La Lega per Salvini premier, ossia il progetto di partito nazionalpopulista e di destra-destra che voleva penetrare in tutto il Paese andando molto al di là degli insediamenti storici del Carroccio, ha ballato in buona sostanza soltanto una stagione sotto il profilo dell’allargamento dei consensi. Precisamente quella delle elezioni europee del maggio 2019, il cui “bottino” di voti si è però rapidamente dissolto, come avvenuto anche per altri protagonisti della politica italiana, all’insegna di quello che si può chiamare un paradigma di «leadership (sempre più) intermittente». Il vicepremier Salvini, impegnato a fare il controcanto colpo su colpo alla debordante e pigliatutto presidente del Consiglio, si sta oggi giocando il tutto per tutto.

 

La crisi del salvinismo deriva precisamente anche dal fatto di non essere riuscito a far compiere alla Lega il salto nella condizione di forza politica di carattere autenticamente nazionale. Un’opera rimasta incompiuta essenzialmente perché “contronatura”. A dispetto del rebranding sovranista e reazionario, la Lega resta difatti un partito macroregionale nordista in continuità con le sue radici di organizzazione di rappresentanza politica territoriale (do you remember le antiche parole d’ordine secessioniste?). A conferma del tramonto del disegno “espansionista” al di là del Settentrione, Salvini ha stipulato un patto per la Sicilia con l’ex governatore Raffaele Lombardo, come già aveva fatto nell’altra isola con il Partito sardo d’azione dell’adesso scaricato (per ragioni di forza maggiore) Christian Solinas.

 

E oltre a doversi districare fra i riflessi negativi delle vicende giudiziarie della famiglia Verdini, si ritrova a fronteggiare in Veneto una rivolta contro la potenziale candidatura del generale Roberto Vannacci, su cui ripone molte speranze per puntellare la sua posizione fattasi precaria.
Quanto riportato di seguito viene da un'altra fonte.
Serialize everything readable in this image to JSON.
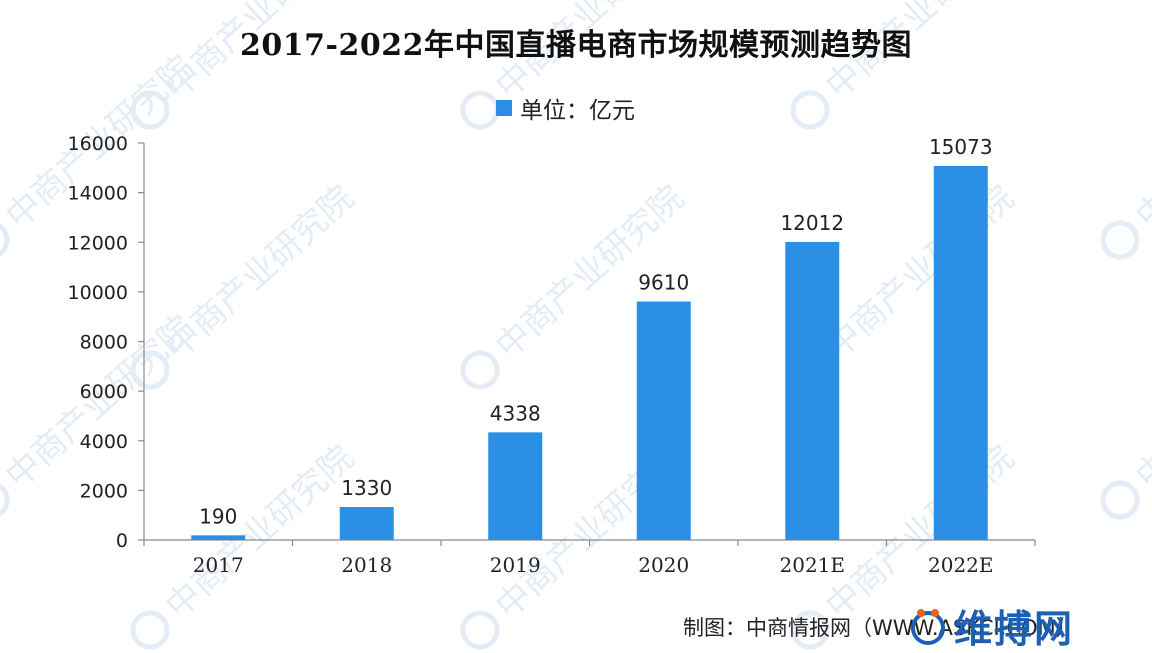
{
  "chart_data": {
    "type": "bar",
    "title": "2017-2022年中国直播电商市场规模预测趋势图",
    "legend": "单位：亿元",
    "categories": [
      "2017",
      "2018",
      "2019",
      "2020",
      "2021E",
      "2022E"
    ],
    "values": [
      190,
      1330,
      4338,
      9610,
      12012,
      15073
    ],
    "data_labels": [
      "190",
      "1330",
      "4338",
      "9610",
      "12012",
      "15073"
    ],
    "y_ticks": [
      "0",
      "2000",
      "4000",
      "6000",
      "8000",
      "10000",
      "12000",
      "14000",
      "16000"
    ],
    "ylim": [
      0,
      16000
    ],
    "grid": false,
    "legend_position": "top-center",
    "bar_color": "#2b8fe6"
  },
  "footer": "制图：中商情报网（WWW.ASKCI.COM）",
  "watermark": "中商产业研究院",
  "brand": "维搏网",
  "colors": {
    "bar": "#2b8fe6",
    "watermark": "#e4ecf6",
    "brand": "#1c5fb3"
  }
}
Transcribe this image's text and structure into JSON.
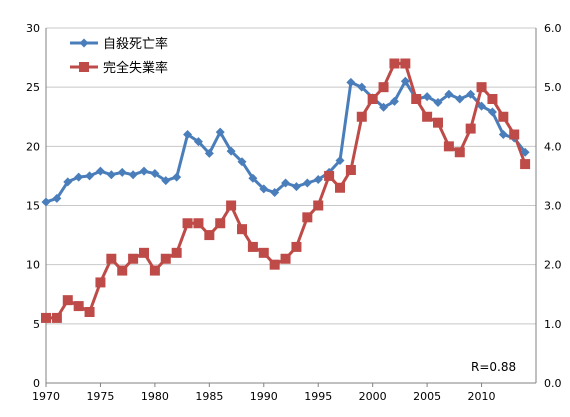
{
  "chart_data": {
    "type": "line",
    "x": [
      1970,
      1971,
      1972,
      1973,
      1974,
      1975,
      1976,
      1977,
      1978,
      1979,
      1980,
      1981,
      1982,
      1983,
      1984,
      1985,
      1986,
      1987,
      1988,
      1989,
      1990,
      1991,
      1992,
      1993,
      1994,
      1995,
      1996,
      1997,
      1998,
      1999,
      2000,
      2001,
      2002,
      2003,
      2004,
      2005,
      2006,
      2007,
      2008,
      2009,
      2010,
      2011,
      2012,
      2013,
      2014
    ],
    "xlim": [
      1970,
      2015
    ],
    "x_ticks": [
      "1970",
      "1975",
      "1980",
      "1985",
      "1990",
      "1995",
      "2000",
      "2005",
      "2010"
    ],
    "y_left": {
      "lim": [
        0,
        30
      ],
      "ticks": [
        "0",
        "5",
        "10",
        "15",
        "20",
        "25",
        "30"
      ]
    },
    "y_right": {
      "lim": [
        0,
        6
      ],
      "ticks": [
        "0.0",
        "1.0",
        "2.0",
        "3.0",
        "4.0",
        "5.0",
        "6.0"
      ]
    },
    "legend_position": "top-left",
    "series": [
      {
        "name": "自殺死亡率",
        "axis": "left",
        "color": "#4a7ebb",
        "marker": "diamond",
        "values": [
          15.3,
          15.6,
          17.0,
          17.4,
          17.5,
          17.9,
          17.6,
          17.8,
          17.6,
          17.9,
          17.7,
          17.1,
          17.4,
          21.0,
          20.4,
          19.4,
          21.2,
          19.6,
          18.7,
          17.3,
          16.4,
          16.1,
          16.9,
          16.6,
          16.9,
          17.2,
          17.8,
          18.8,
          25.4,
          25.0,
          24.1,
          23.3,
          23.8,
          25.5,
          24.0,
          24.2,
          23.7,
          24.4,
          24.0,
          24.4,
          23.4,
          22.9,
          21.0,
          20.7,
          19.5
        ]
      },
      {
        "name": "完全失業率",
        "axis": "right",
        "color": "#be4b48",
        "marker": "square",
        "values": [
          1.1,
          1.1,
          1.4,
          1.3,
          1.2,
          1.7,
          2.1,
          1.9,
          2.1,
          2.2,
          1.9,
          2.1,
          2.2,
          2.7,
          2.7,
          2.5,
          2.7,
          3.0,
          2.6,
          2.3,
          2.2,
          2.0,
          2.1,
          2.3,
          2.8,
          3.0,
          3.5,
          3.3,
          3.6,
          4.5,
          4.8,
          5.0,
          5.4,
          5.4,
          4.8,
          4.5,
          4.4,
          4.0,
          3.9,
          4.3,
          5.0,
          4.8,
          4.5,
          4.2,
          3.7
        ]
      }
    ],
    "annotation": "R=0.88"
  }
}
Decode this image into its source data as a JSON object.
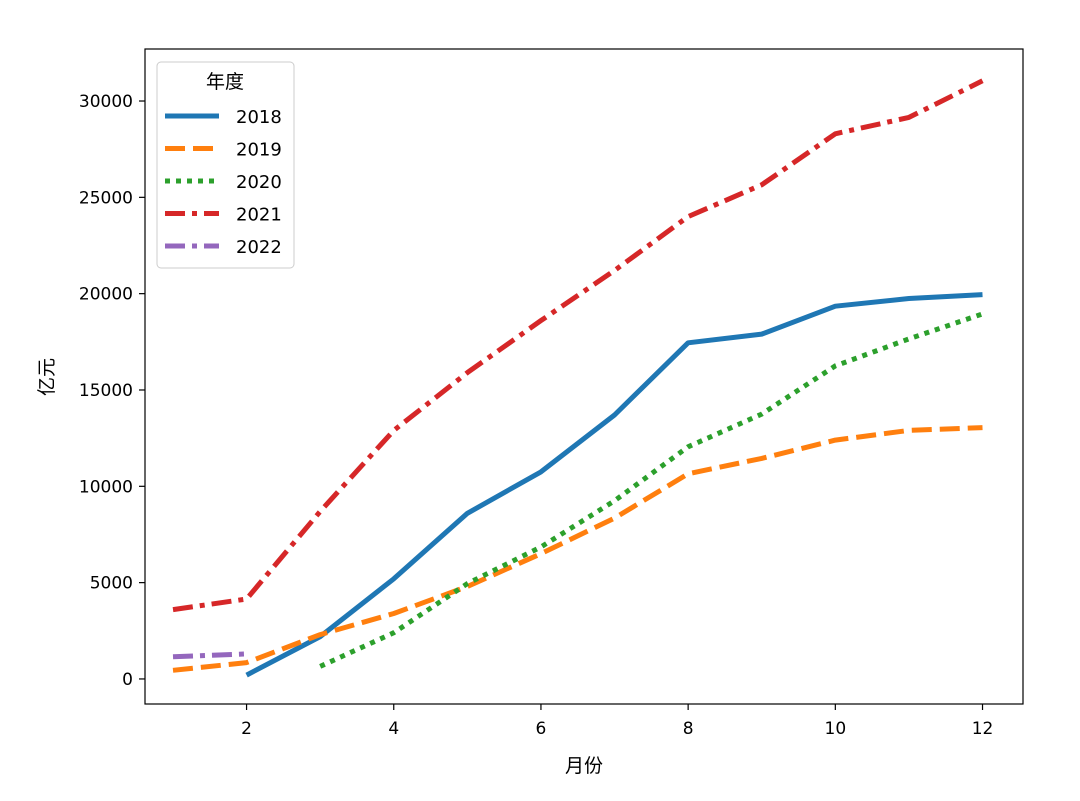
{
  "chart_data": {
    "type": "line",
    "xlabel": "月份",
    "ylabel": "亿元",
    "xlim": [
      0.62,
      12.55
    ],
    "ylim": [
      -1300,
      32700
    ],
    "xticks": [
      2,
      4,
      6,
      8,
      10,
      12
    ],
    "yticks": [
      0,
      5000,
      10000,
      15000,
      20000,
      25000,
      30000
    ],
    "grid": false,
    "legend": {
      "title": "年度",
      "position": "top-left"
    },
    "series": [
      {
        "name": "2018",
        "color": "#1f77b4",
        "style": "solid",
        "x": [
          2,
          3,
          4,
          5,
          6,
          7,
          8,
          9,
          10,
          11,
          12
        ],
        "y": [
          200,
          2200,
          5200,
          8600,
          10750,
          13700,
          17450,
          17900,
          19350,
          19750,
          19950
        ]
      },
      {
        "name": "2019",
        "color": "#ff7f0e",
        "style": "dashed",
        "x": [
          1,
          2,
          3,
          4,
          5,
          6,
          7,
          8,
          9,
          10,
          11,
          12
        ],
        "y": [
          450,
          850,
          2300,
          3400,
          4800,
          6500,
          8350,
          10650,
          11450,
          12400,
          12900,
          13050
        ]
      },
      {
        "name": "2020",
        "color": "#2ca02c",
        "style": "dotted",
        "x": [
          3,
          4,
          5,
          6,
          7,
          8,
          9,
          10,
          11,
          12
        ],
        "y": [
          650,
          2400,
          4950,
          6850,
          9250,
          12050,
          13750,
          16250,
          17650,
          18950
        ]
      },
      {
        "name": "2021",
        "color": "#d62728",
        "style": "dashdot",
        "x": [
          1,
          2,
          3,
          4,
          5,
          6,
          7,
          8,
          9,
          10,
          11,
          12
        ],
        "y": [
          3600,
          4150,
          8700,
          12900,
          15900,
          18600,
          21200,
          24000,
          25650,
          28300,
          29150,
          31050
        ]
      },
      {
        "name": "2022",
        "color": "#9467bd",
        "style": "dashdot",
        "x": [
          1,
          2
        ],
        "y": [
          1150,
          1300
        ]
      }
    ]
  }
}
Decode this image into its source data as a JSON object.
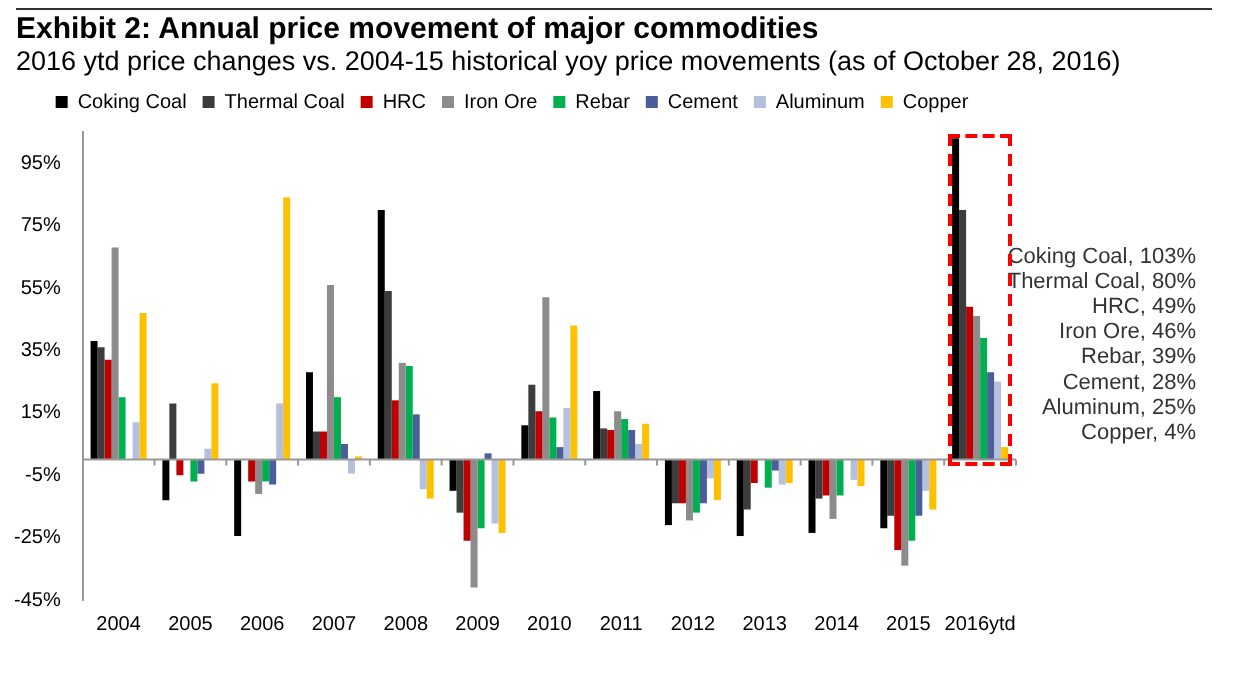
{
  "chart_data": {
    "type": "bar",
    "title": "Exhibit 2: Annual price movement of major commodities",
    "subtitle": "2016 ytd price changes vs. 2004-15 historical yoy price movements (as of October 28, 2016)",
    "categories": [
      "2004",
      "2005",
      "2006",
      "2007",
      "2008",
      "2009",
      "2010",
      "2011",
      "2012",
      "2013",
      "2014",
      "2015",
      "2016ytd"
    ],
    "series": [
      {
        "name": "Coking Coal",
        "color": "#000000",
        "values": [
          38,
          -13,
          -24.5,
          28,
          80,
          -10,
          11,
          22,
          -21,
          -24.5,
          -23.5,
          -22,
          103
        ]
      },
      {
        "name": "Thermal Coal",
        "color": "#3c3c3c",
        "values": [
          36,
          18,
          null,
          9,
          54,
          -17,
          24,
          10,
          -14,
          -16,
          -12.5,
          -18,
          80
        ]
      },
      {
        "name": "HRC",
        "color": "#c00000",
        "values": [
          32,
          -5,
          -7,
          9,
          19,
          -26,
          15.5,
          9.5,
          -14,
          -7.5,
          -11.5,
          -29,
          49
        ]
      },
      {
        "name": "Iron Ore",
        "color": "#8c8c8c",
        "values": [
          68,
          null,
          -11,
          56,
          31,
          -41,
          52,
          15.5,
          -19.5,
          null,
          -19,
          -34,
          46
        ]
      },
      {
        "name": "Rebar",
        "color": "#00b050",
        "values": [
          20,
          -7,
          -7,
          20,
          30,
          -22,
          13.5,
          13,
          -17,
          -9,
          -11.5,
          -26,
          39
        ]
      },
      {
        "name": "Cement",
        "color": "#4a5f9a",
        "values": [
          null,
          -4.5,
          -8,
          5,
          14.5,
          2,
          4,
          9.5,
          -14,
          -3.5,
          null,
          -18,
          28
        ]
      },
      {
        "name": "Aluminum",
        "color": "#b4c0dc",
        "values": [
          12,
          3.5,
          18,
          -4.5,
          -9.5,
          -20.5,
          16.5,
          5,
          -6,
          -8,
          -6.5,
          -10,
          25
        ]
      },
      {
        "name": "Copper",
        "color": "#ffc000",
        "values": [
          47,
          24.5,
          84,
          1,
          -12.5,
          -23.5,
          43,
          11.5,
          -13,
          -7.5,
          -8.5,
          -16,
          4
        ]
      }
    ],
    "ylim": [
      -45,
      105
    ],
    "yticks": [
      {
        "value": -45,
        "label": "-45%"
      },
      {
        "value": -25,
        "label": "-25%"
      },
      {
        "value": -5,
        "label": "-5%"
      },
      {
        "value": 15,
        "label": "15%"
      },
      {
        "value": 35,
        "label": "35%"
      },
      {
        "value": 55,
        "label": "55%"
      },
      {
        "value": 75,
        "label": "75%"
      },
      {
        "value": 95,
        "label": "95%"
      }
    ],
    "annotations": [
      "Coking Coal, 103%",
      "Thermal Coal, 80%",
      "HRC, 49%",
      "Iron Ore, 46%",
      "Rebar, 39%",
      "Cement, 28%",
      "Aluminum, 25%",
      "Copper, 4%"
    ],
    "grid": false,
    "legend": "top"
  }
}
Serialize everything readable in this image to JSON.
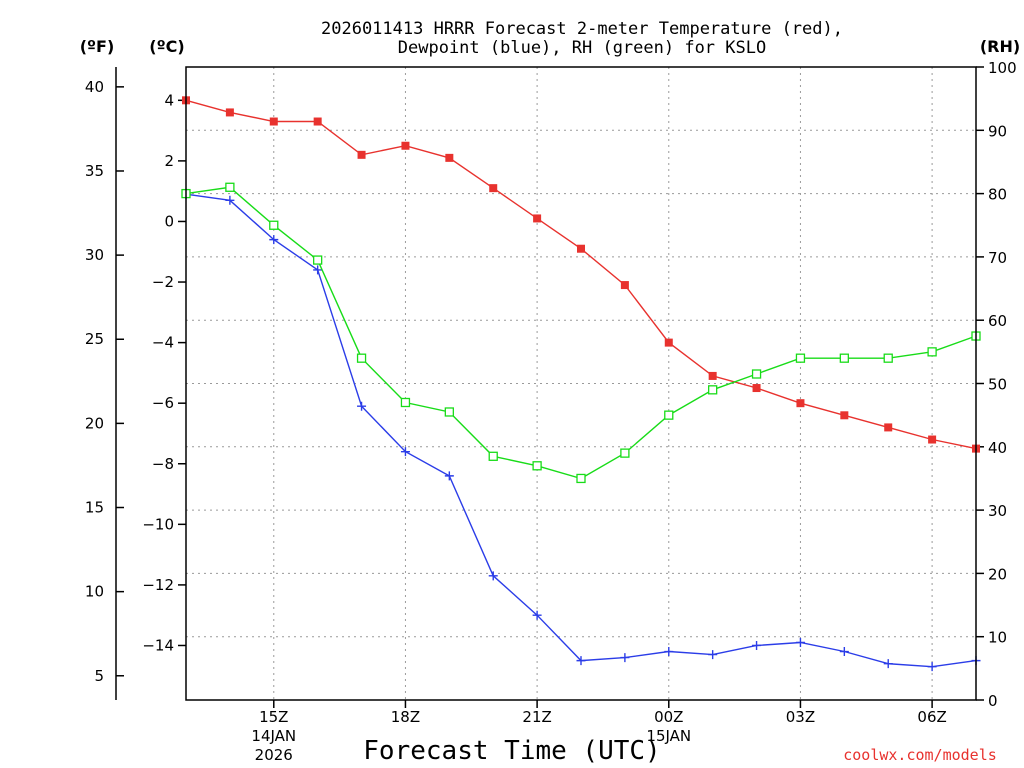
{
  "chart_data": {
    "type": "line",
    "title": [
      "2026011413 HRRR Forecast 2-meter Temperature (red),",
      "Dewpoint (blue), RH (green) for KSLO"
    ],
    "xlabel": "Forecast Time (UTC)",
    "credit": "coolwx.com/models",
    "units": {
      "fahrenheit": "(ºF)",
      "celsius": "(ºC)",
      "rh": "(RH)"
    },
    "hours": [
      13,
      14,
      15,
      16,
      17,
      18,
      19,
      20,
      21,
      22,
      23,
      24,
      25,
      26,
      27,
      28,
      29,
      30,
      31
    ],
    "xlim": [
      13,
      31
    ],
    "x_ticks": [
      {
        "hour": 15,
        "label": "15Z",
        "sub": [
          "14JAN",
          "2026"
        ]
      },
      {
        "hour": 18,
        "label": "18Z",
        "sub": []
      },
      {
        "hour": 21,
        "label": "21Z",
        "sub": []
      },
      {
        "hour": 24,
        "label": "00Z",
        "sub": [
          "15JAN"
        ]
      },
      {
        "hour": 27,
        "label": "03Z",
        "sub": []
      },
      {
        "hour": 30,
        "label": "06Z",
        "sub": []
      }
    ],
    "celsius_axis": {
      "ylim": [
        -15.8,
        5.1
      ],
      "ticks": [
        4,
        2,
        0,
        -2,
        -4,
        -6,
        -8,
        -10,
        -12,
        -14
      ]
    },
    "fahrenheit_axis": {
      "ylim": [
        3.56,
        41.18
      ],
      "ticks": [
        40,
        35,
        30,
        25,
        20,
        15,
        10,
        5
      ]
    },
    "rh_axis": {
      "ylim": [
        0,
        100
      ],
      "ticks": [
        100,
        90,
        80,
        70,
        60,
        50,
        40,
        30,
        20,
        10,
        0
      ]
    },
    "series": [
      {
        "name": "Temperature",
        "axis": "celsius",
        "color": "#e8322e",
        "marker": "filled-square",
        "values": [
          4.0,
          3.6,
          3.3,
          3.3,
          2.2,
          2.5,
          2.1,
          1.1,
          0.1,
          -0.9,
          -2.1,
          -4.0,
          -5.1,
          -5.5,
          -6.0,
          -6.4,
          -6.8,
          -7.2,
          -7.5
        ]
      },
      {
        "name": "Dewpoint",
        "axis": "celsius",
        "color": "#2b3de8",
        "marker": "plus",
        "values": [
          0.9,
          0.7,
          -0.6,
          -1.6,
          -6.1,
          -7.6,
          -8.4,
          -11.7,
          -13.0,
          -14.5,
          -14.4,
          -14.2,
          -14.3,
          -14.0,
          -13.9,
          -14.2,
          -14.6,
          -14.7,
          -14.5
        ]
      },
      {
        "name": "RH",
        "axis": "rh",
        "color": "#18dc18",
        "marker": "open-square",
        "values": [
          80,
          81,
          75,
          69.5,
          54,
          47,
          45.5,
          38.5,
          37,
          35,
          39,
          45,
          49,
          51.5,
          54,
          54,
          54,
          55,
          57.5
        ]
      }
    ]
  }
}
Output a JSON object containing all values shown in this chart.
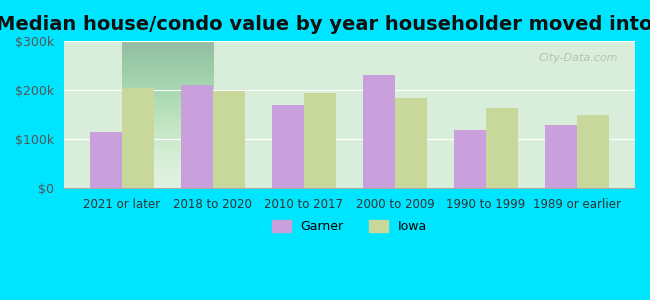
{
  "title": "Median house/condo value by year householder moved into unit",
  "categories": [
    "2021 or later",
    "2018 to 2020",
    "2010 to 2017",
    "2000 to 2009",
    "1990 to 1999",
    "1989 or earlier"
  ],
  "garner_values": [
    115000,
    210000,
    170000,
    232000,
    120000,
    130000
  ],
  "iowa_values": [
    205000,
    198000,
    195000,
    185000,
    163000,
    150000
  ],
  "garner_color": "#c9a0dc",
  "iowa_color": "#c8d89a",
  "background_outer": "#00e5ff",
  "background_inner_top": "#e8f5e9",
  "background_inner_bottom": "#ffffff",
  "ylim": [
    0,
    300000
  ],
  "yticks": [
    0,
    100000,
    200000,
    300000
  ],
  "ytick_labels": [
    "$0",
    "$100k",
    "$200k",
    "$300k"
  ],
  "title_fontsize": 14,
  "legend_labels": [
    "Garner",
    "Iowa"
  ],
  "watermark": "City-Data.com"
}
Un altro dei simboli della sua svolta di destra radicale, digerita a fatica e mai davvero metabolizzata dai pragmatici (e, dunque, tutt’altro che euroscettici) ceti produttivi del Nord. Con la possibilità ora concreta che, in caso di performance deludente, si apra la resa dei conti intorno al segretario federale anche nel partito “cesarista” per antonomasia.